Этика

Как уже было сказано выше, стоицизм взял на себя обязанность сохранять внутренний покой индивида перед лицом стихийно возраставшей мировой империи. Цель – сделать личность внутренне непоколебимой, твердой и т.п. Воспитываемый стоиками внутренне бесстрастный индивидуум надо было всячески обосновать, в том числе и космически. Этика стоиков опиралась на веру в провидение и разумный план космоса, благодаря которому все в целом хорошо, хотя в отдельных частях может быть и плохо. Совершенный человек стоиков – мудрец, «любящий свой рок». Кроме судьбы ничего не существует, следовательно, тот, кто не принимает рока, тот любит только свою мелкую личность и вечно страдает. Не существует переходных ступеней между мудростью и глупостью, следовательно, почти все сумасшедшие, а лишь немногие – мудрецы.
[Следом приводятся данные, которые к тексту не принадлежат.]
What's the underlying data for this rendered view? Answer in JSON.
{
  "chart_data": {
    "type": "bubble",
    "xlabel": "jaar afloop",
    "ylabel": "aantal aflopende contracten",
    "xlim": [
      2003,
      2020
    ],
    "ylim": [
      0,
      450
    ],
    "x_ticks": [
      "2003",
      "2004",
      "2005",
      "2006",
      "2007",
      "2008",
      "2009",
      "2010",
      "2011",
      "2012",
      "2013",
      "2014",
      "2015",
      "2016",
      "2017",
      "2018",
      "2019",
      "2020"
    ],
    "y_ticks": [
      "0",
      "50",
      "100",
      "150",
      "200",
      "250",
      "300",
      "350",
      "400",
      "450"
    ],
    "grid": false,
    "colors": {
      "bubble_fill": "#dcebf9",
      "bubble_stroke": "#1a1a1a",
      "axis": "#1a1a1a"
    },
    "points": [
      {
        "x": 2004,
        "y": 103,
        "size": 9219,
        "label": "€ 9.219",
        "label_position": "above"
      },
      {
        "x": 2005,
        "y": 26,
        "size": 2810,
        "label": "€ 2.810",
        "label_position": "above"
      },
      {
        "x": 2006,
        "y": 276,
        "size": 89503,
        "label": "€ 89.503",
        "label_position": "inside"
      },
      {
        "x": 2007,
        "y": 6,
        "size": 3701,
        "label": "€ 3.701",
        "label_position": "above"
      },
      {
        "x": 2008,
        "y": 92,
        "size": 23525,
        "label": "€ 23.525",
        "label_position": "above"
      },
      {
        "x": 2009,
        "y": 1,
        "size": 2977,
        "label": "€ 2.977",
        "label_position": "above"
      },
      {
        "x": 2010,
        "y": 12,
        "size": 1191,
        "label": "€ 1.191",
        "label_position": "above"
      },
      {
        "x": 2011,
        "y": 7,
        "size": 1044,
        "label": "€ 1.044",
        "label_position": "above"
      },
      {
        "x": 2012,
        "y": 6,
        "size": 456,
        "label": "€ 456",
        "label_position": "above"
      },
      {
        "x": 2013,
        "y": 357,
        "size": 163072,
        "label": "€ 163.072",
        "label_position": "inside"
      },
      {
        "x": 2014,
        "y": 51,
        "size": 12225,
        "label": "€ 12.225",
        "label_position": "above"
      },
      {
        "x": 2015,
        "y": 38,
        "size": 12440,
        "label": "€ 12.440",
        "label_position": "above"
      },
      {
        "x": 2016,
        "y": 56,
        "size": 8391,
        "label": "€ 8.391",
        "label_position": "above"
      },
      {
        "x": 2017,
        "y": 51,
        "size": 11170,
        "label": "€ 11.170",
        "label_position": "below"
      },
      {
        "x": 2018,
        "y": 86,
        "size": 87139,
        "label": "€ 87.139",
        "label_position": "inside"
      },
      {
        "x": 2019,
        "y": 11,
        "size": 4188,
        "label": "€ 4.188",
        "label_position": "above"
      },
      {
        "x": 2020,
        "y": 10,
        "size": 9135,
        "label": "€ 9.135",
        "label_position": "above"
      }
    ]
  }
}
Поскольку природа и человек у стоиков соотносятся как часть и целое, а природа мыслилась абсолютно бесстрастной, то жизнь в согласии с природой почиталась ими за высшее благо: «…конечная цель человека – жить согласно с природой, и это то же самое, что жить согласно добродетели…» (SVF I 179), «что до конечной цели, то Зенон высказался о ней так: «жить согласно с природой», – а это значит то же самое, что жить сообразно единому разуму и в согласии с ним…» (SVF I 179), «…первоосновы счастья – это природа и сообразное природе» (SVF I 183), «…счастье – это благое течение жизни» (SVF I 184), «добродетели… достаточно для счастья» (SVF I 187). Без жизни в согласии с природой невозможно самосохранение, к которому стремится все живое в первую очередь. Жить в согласии с природой – означает жить в согласии с разумом, в этом – предел блага, конечная цель (SVF I 552). А в стремлении к благу и состоит главный долг мудреца, тем более что благо приводит к истинному наслаждению («Клеанф утверждал, что благо и прекрасное – это наслаждения» (SVF I 538)) Человек, будучи частью природы, должен стремиться к гармонии с ней, то есть жить разумно, а жить разумно – значит, жить бесстрастно. Добродетель сама по себе награда.
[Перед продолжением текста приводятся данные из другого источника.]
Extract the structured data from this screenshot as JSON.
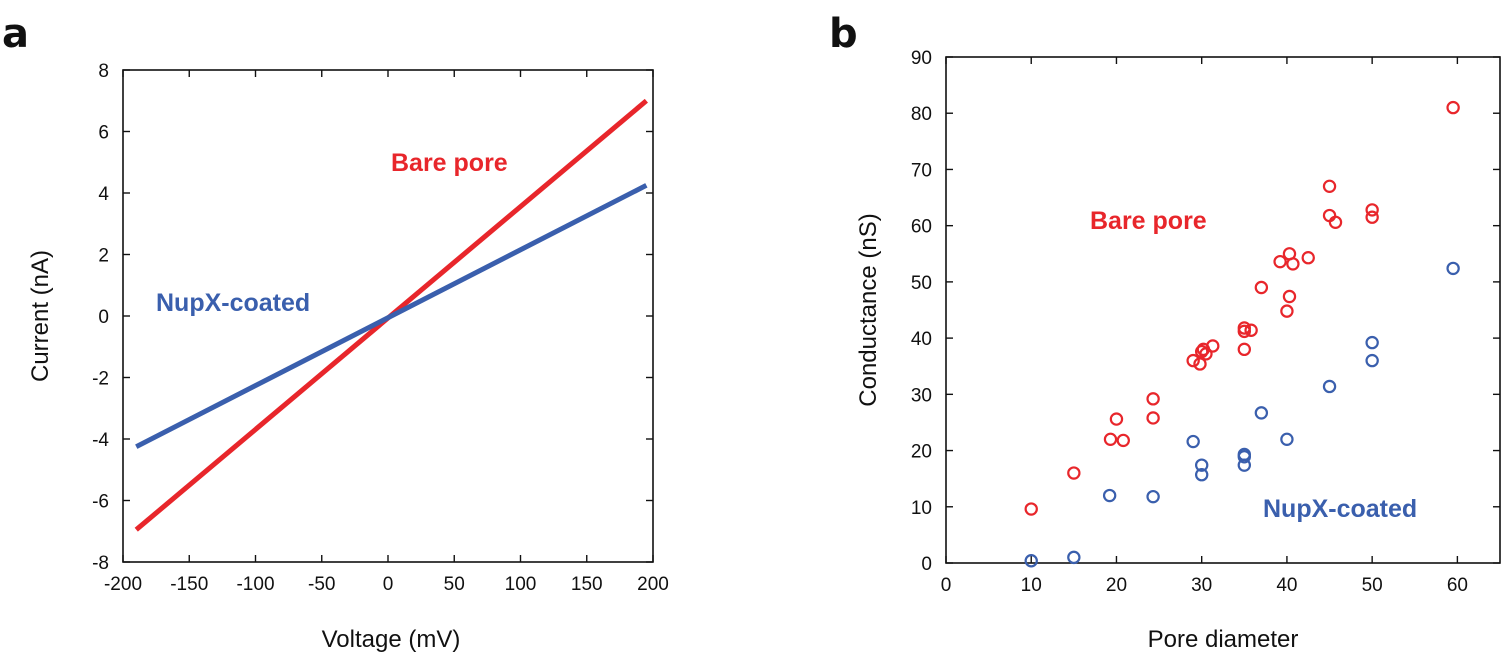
{
  "chart_data": [
    {
      "panel": "a",
      "type": "line",
      "xlabel": "Voltage (mV)",
      "ylabel": "Current (nA)",
      "xlim": [
        -200,
        200
      ],
      "ylim": [
        -8,
        8
      ],
      "xticks": [
        -200,
        -150,
        -100,
        -50,
        0,
        50,
        100,
        150,
        200
      ],
      "yticks": [
        -8,
        -6,
        -4,
        -2,
        0,
        2,
        4,
        6,
        8
      ],
      "grid": false,
      "series": [
        {
          "name": "Bare pore",
          "color": "#e8262b",
          "x": [
            -190,
            195
          ],
          "y": [
            -6.95,
            7.0
          ]
        },
        {
          "name": "NupX-coated",
          "color": "#3a5fad",
          "x": [
            -190,
            195
          ],
          "y": [
            -4.25,
            4.25
          ]
        }
      ]
    },
    {
      "panel": "b",
      "type": "scatter",
      "xlabel": "Pore diameter",
      "ylabel": "Conductance (nS)",
      "xlim": [
        0,
        65
      ],
      "ylim": [
        0,
        90
      ],
      "xticks": [
        0,
        10,
        20,
        30,
        40,
        50,
        60
      ],
      "yticks": [
        0,
        10,
        20,
        30,
        40,
        50,
        60,
        70,
        80,
        90
      ],
      "grid": false,
      "series": [
        {
          "name": "Bare pore",
          "color": "#e8262b",
          "x": [
            10,
            15,
            19.3,
            20,
            20.8,
            24.3,
            24.3,
            29,
            29.8,
            30,
            30.2,
            30.5,
            31.3,
            35,
            35,
            35,
            35.8,
            37,
            39.2,
            40,
            40.3,
            40.3,
            40.7,
            42.5,
            45,
            45,
            45.7,
            50,
            50,
            59.5
          ],
          "y": [
            9.6,
            16,
            22,
            25.6,
            21.8,
            25.8,
            29.2,
            36,
            35.4,
            37.6,
            38,
            37.2,
            38.6,
            38,
            41.2,
            41.8,
            41.4,
            49,
            53.6,
            44.8,
            47.4,
            55,
            53.2,
            54.3,
            67,
            61.8,
            60.6,
            62.8,
            61.5,
            81
          ]
        },
        {
          "name": "NupX-coated",
          "color": "#3a5fad",
          "x": [
            10,
            15,
            19.2,
            24.3,
            29,
            30,
            30,
            35,
            35,
            35,
            37,
            40,
            45,
            50,
            50,
            59.5
          ],
          "y": [
            0.4,
            1,
            12,
            11.8,
            21.6,
            17.4,
            15.7,
            19.3,
            17.4,
            18.9,
            26.7,
            22,
            31.4,
            39.2,
            36,
            52.4
          ]
        }
      ]
    }
  ]
}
Основной добродетелью человека, как наиболее разумного творения природы, является практическая мудрость, которая мыслится в виде четырех основных платоновских добродетелей (антиподов четырех видов зла у стоиков): мудрость, мужество, умеренность и справедливость. Мудрость (разумность) есть знание блага, зла и безразличного (SVF II 174). «Душа, познающая добро и зло вне деятельности (созерцательно, – С. Д.), – это мудрость и знание; а когда она обращается к действию в повседневной жизни, она… называется разумностью (когда нужно сделать добро, а зла не делать, – С. Д.), здравомыслием (когда нужно выбрать добро, а зла избежать, – С. Д.), справедливостью и мужеством» (SVF I 374).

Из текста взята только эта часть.